Dividend mania continues unabated. With the final outcomes of negotiations over the fiscal cliff—and with it, the fate of the Bush tax cuts and their low rates on dividends for high earners—companies are shoveling cash out the door while their investors can still pay rates as low as 15 percent on their dividend income. The latest was Oracle, which announced Tuesday it will pay three quarters worth of dividends scheduled for 2013 by the end of the year. CEOs say they’re taking these actions to benefit all shareholders. But only a few really benefit.

Many of the dividend payouts are from companies run by insiders, meaning that large shareholders (typically in one family) also play a part in running the company or make up many seats on the board. So, Sheldon Adelson, the CEO and Chairman of Las Vegas Sands will get more than $1 billion from his company’s special dividend. Oracle is a large, publically traded company company, but its CEO, Larry Ellison, owns a large portion of the company and will get an estimated payment of just under $200 million from Oracle’s advanced 2013 dividend payments. The Walton family, which controls 48 percent of Walmart, could save up to $180 million on taxes because the company moved up the dividend payment from Jan. 2, 2013, to Dec. 27, 2012, according to a calculation in The New York Times (the Waltons and Ellison excluded themselves from their respective boards’ decision on dividend payouts). There’s also significant empirical evidence showing that dividend payout decisions are largely driven by the financial and tax interests of large individual shareholders, especially when it comes to one-off payouts like the ones we’re seeing now.
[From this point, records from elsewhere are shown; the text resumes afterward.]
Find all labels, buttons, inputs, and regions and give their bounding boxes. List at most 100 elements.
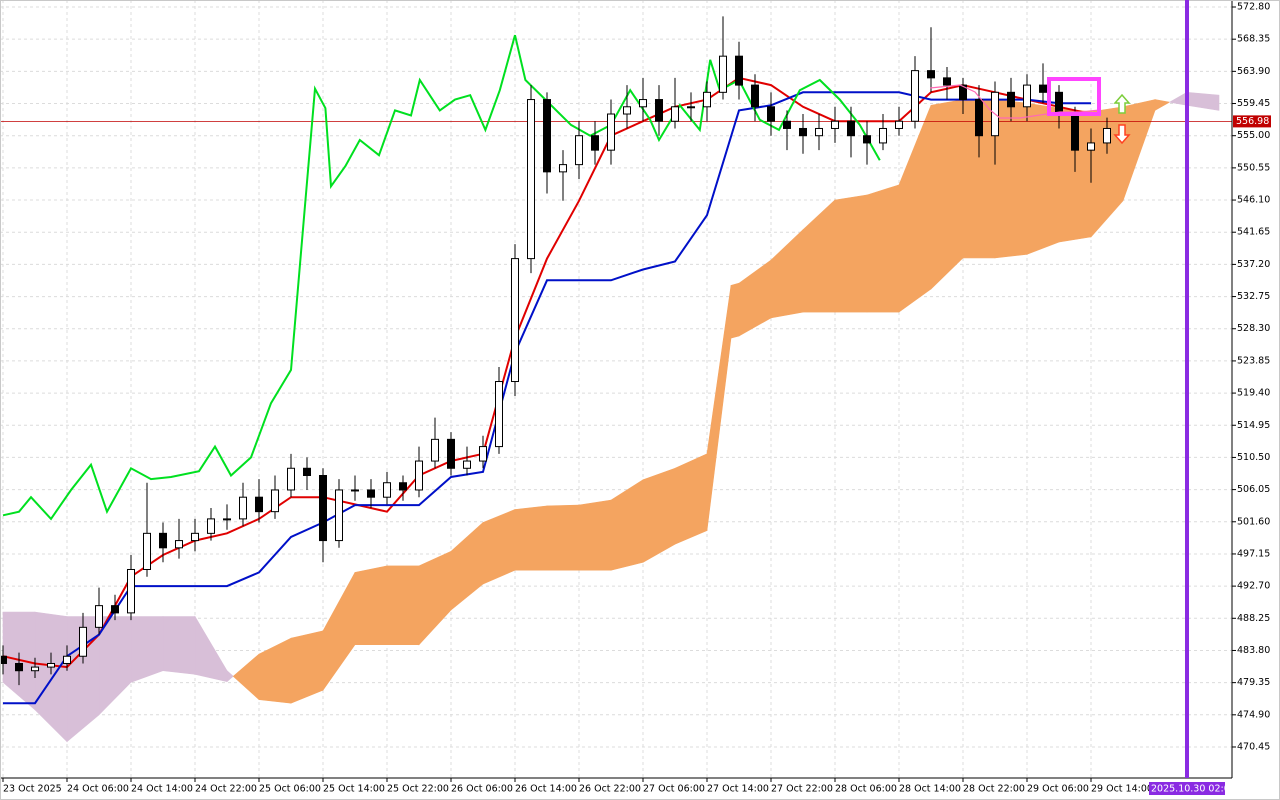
candle-body [95, 605, 103, 628]
candle-body [639, 99, 647, 108]
candle-body [879, 127, 887, 144]
candle-body [479, 446, 487, 462]
x-tick-label: 25 Oct 22:00 [387, 784, 449, 795]
cloud-segment [1026, 102, 1060, 255]
cloud-segment [354, 565, 388, 646]
y-tick-label: 501.60 [1237, 516, 1270, 527]
grid [0, 0, 1232, 778]
cloud-segment [578, 499, 612, 571]
y-tick-label: 555.00 [1237, 130, 1270, 141]
cloud-segment [994, 99, 1028, 259]
candle-body [287, 467, 295, 491]
candle-body [143, 532, 151, 570]
candle-body [383, 482, 391, 498]
candle-body [703, 91, 711, 108]
time-marker-label: 2025.10.30 02:00 [1151, 784, 1236, 795]
candle-body [271, 489, 279, 513]
y-tick-label: 479.35 [1237, 677, 1270, 688]
x-tick-label: 24 Oct 14:00 [131, 784, 193, 795]
x-tick-label: 28 Oct 14:00 [899, 784, 961, 795]
candle-body [927, 70, 935, 79]
candle-body [959, 84, 967, 101]
candle-body [511, 258, 519, 383]
cloud-segment [162, 616, 196, 675]
candle-body [351, 489, 359, 492]
y-tick-label: 572.80 [1237, 2, 1270, 13]
candle-body [127, 568, 135, 614]
x-tick-label: 23 Oct 2025 [3, 784, 62, 795]
candle-body [719, 55, 727, 93]
candle-body [687, 106, 695, 109]
down-arrow [1113, 124, 1131, 145]
candle-body [751, 84, 759, 108]
annotations [929, 77, 1131, 145]
candle-body [447, 438, 455, 469]
cloud-segment [130, 616, 164, 683]
candle-body [911, 70, 919, 122]
candle-body [31, 666, 39, 672]
x-tick-label: 28 Oct 22:00 [963, 784, 1025, 795]
candle-body [239, 496, 247, 520]
x-tick-label: 27 Oct 22:00 [771, 784, 833, 795]
y-tick-label: 537.20 [1237, 259, 1270, 270]
candle-body [1055, 91, 1063, 115]
candle-body [863, 135, 871, 144]
y-tick-label: 506.05 [1237, 484, 1270, 495]
y-tick-label: 483.80 [1237, 645, 1270, 656]
y-tick-label: 523.85 [1237, 355, 1270, 366]
y-tick-label: 528.30 [1237, 323, 1270, 334]
candle-body [1103, 127, 1111, 144]
cloud-segment [930, 99, 964, 290]
candle-body [527, 99, 535, 260]
candle-body [415, 460, 423, 491]
candle-body [175, 540, 183, 549]
candle-body [159, 532, 167, 549]
x-tick-label: 29 Oct 06:00 [1027, 784, 1089, 795]
candle-body [815, 127, 823, 137]
x-tick-label: 24 Oct 06:00 [67, 784, 129, 795]
y-tick-label: 546.10 [1237, 195, 1270, 206]
indicator-line [2, 76, 1092, 669]
candle-body [223, 518, 231, 521]
cloud-segment [514, 505, 548, 571]
cloud-segment [834, 194, 868, 313]
price-label: 556.98 [1236, 116, 1269, 127]
candle-body [0, 655, 7, 664]
x-tick-label: 24 Oct 22:00 [195, 784, 257, 795]
candle-body [335, 489, 343, 542]
y-tick-label: 568.35 [1237, 34, 1270, 45]
candle-body [975, 99, 983, 137]
candle-body [319, 475, 327, 542]
cloud-segment [290, 630, 324, 704]
indicator-line [2, 34, 881, 521]
candle-body [15, 662, 23, 672]
cloud [0, 91, 1232, 743]
candle-body [111, 605, 119, 614]
candle-body [79, 626, 87, 657]
candle-body [303, 467, 311, 477]
candle-body [735, 55, 743, 86]
y-tick-label: 510.50 [1237, 452, 1270, 463]
candle-body [431, 438, 439, 462]
x-tick-label: 25 Oct 14:00 [323, 784, 385, 795]
time-marker-box [1149, 782, 1225, 795]
x-tick-label: 26 Oct 14:00 [515, 784, 577, 795]
x-tick-label: 27 Oct 06:00 [643, 784, 705, 795]
candle-body [895, 120, 903, 129]
candle-body [63, 655, 71, 664]
candle-body [559, 164, 567, 173]
cloud-segment [386, 565, 420, 646]
indicator-line [3, 91, 1091, 705]
x-tick-label: 26 Oct 22:00 [579, 784, 641, 795]
candle-body [655, 99, 663, 122]
y-tick-label: 497.15 [1237, 548, 1270, 559]
y-tick-label: 470.45 [1237, 741, 1270, 752]
y-tick-label: 532.75 [1237, 291, 1270, 302]
y-tick-label: 541.65 [1237, 227, 1270, 238]
candle-body [623, 106, 631, 115]
y-tick-label: 488.25 [1237, 613, 1270, 624]
up-arrow [1113, 93, 1131, 114]
candle-body [607, 113, 615, 151]
candle-body [543, 99, 551, 173]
But here’s the thing. Stockholders are probably a minority of the population. And only a minority of that minority winds up paying taxes on stock dividends.
The IRS reports that, in 2010, of the just under 143 million individual tax returns, some 25 million reported qualified dividends that would be paid at either 15 percent or would be entirely tax free. That’s just one in six. According to data collected the Economic Policy Institute, under half of all households own any stocks, and only 21.7 percent own stock outside of retirement accounts. (Just over 80 percent of all stock, according to the same data, is held by households in the top 10 percent of income.) In other words, fewer of those who own stocks hold them in accounts that may leave them susceptible to the dividend tax; people don’t pay tax on dividends that accrue to stock in retirement accounts like 401(K)s of SEP-IRAs. As one market researcher told Marketwatch in September, ““If the bulk of your retirement funds are in tax-deferred accounts, don’t worry.”
Data from the Securities Industry and Financial Markets Association (SIFMA), shows that of the $22 trillion or so in U.S. stock, $8.14 trillion (36.6 percent by value) is held by individuals. Individuals in the top tax bracket could be seeing a jump on their dividend taxes from 15 percent to something over 40 percent, if dividend taxes return to ordinary income levels and the Bush tax cuts for high earners expire entirely. Joseph Rosenberg, who does tax research at the Tax Policy Center and Urban Institute, says that “about half of net corporate dividends are paid out primarily to individuals.”
Of the rest of U.S. stocks, around 55 percent are owned by insurance companies, foreigners, state, local, and federal worker retirement funds, and pension funds. All of these entities are tax-indifferent when it comes to dividend payments. Investors in mutual funds, which own some 19.7 percent of US stocks, have to pay taxes on dividends and capital gains when they’re distributed. But some mutual funds are part of larger structures whose tax liability is limited.
If your tax-deferred retirement plan is invested in mutual funds, then the capital gains and dividends from that mutual fund investment are treated like any other tax-deferred asset: you only pay taxes on those gains at income-tax rates when you withdraw the money from the retirement account. According to the Investment Company Institute, a trade group for fund companies, as of the end of 2010, “7 percent of all mutual fund assets were held in tax-exempt funds, and 48 percent were invested in tax-deferred accounts held by households.” This year, according to ICI, of the 49.3 million households that owned mutual funds, 36.0 million owned mutual funds exclusively through those accounts. Investing may have been democratized, but special, year-end payouts are firmly upper class.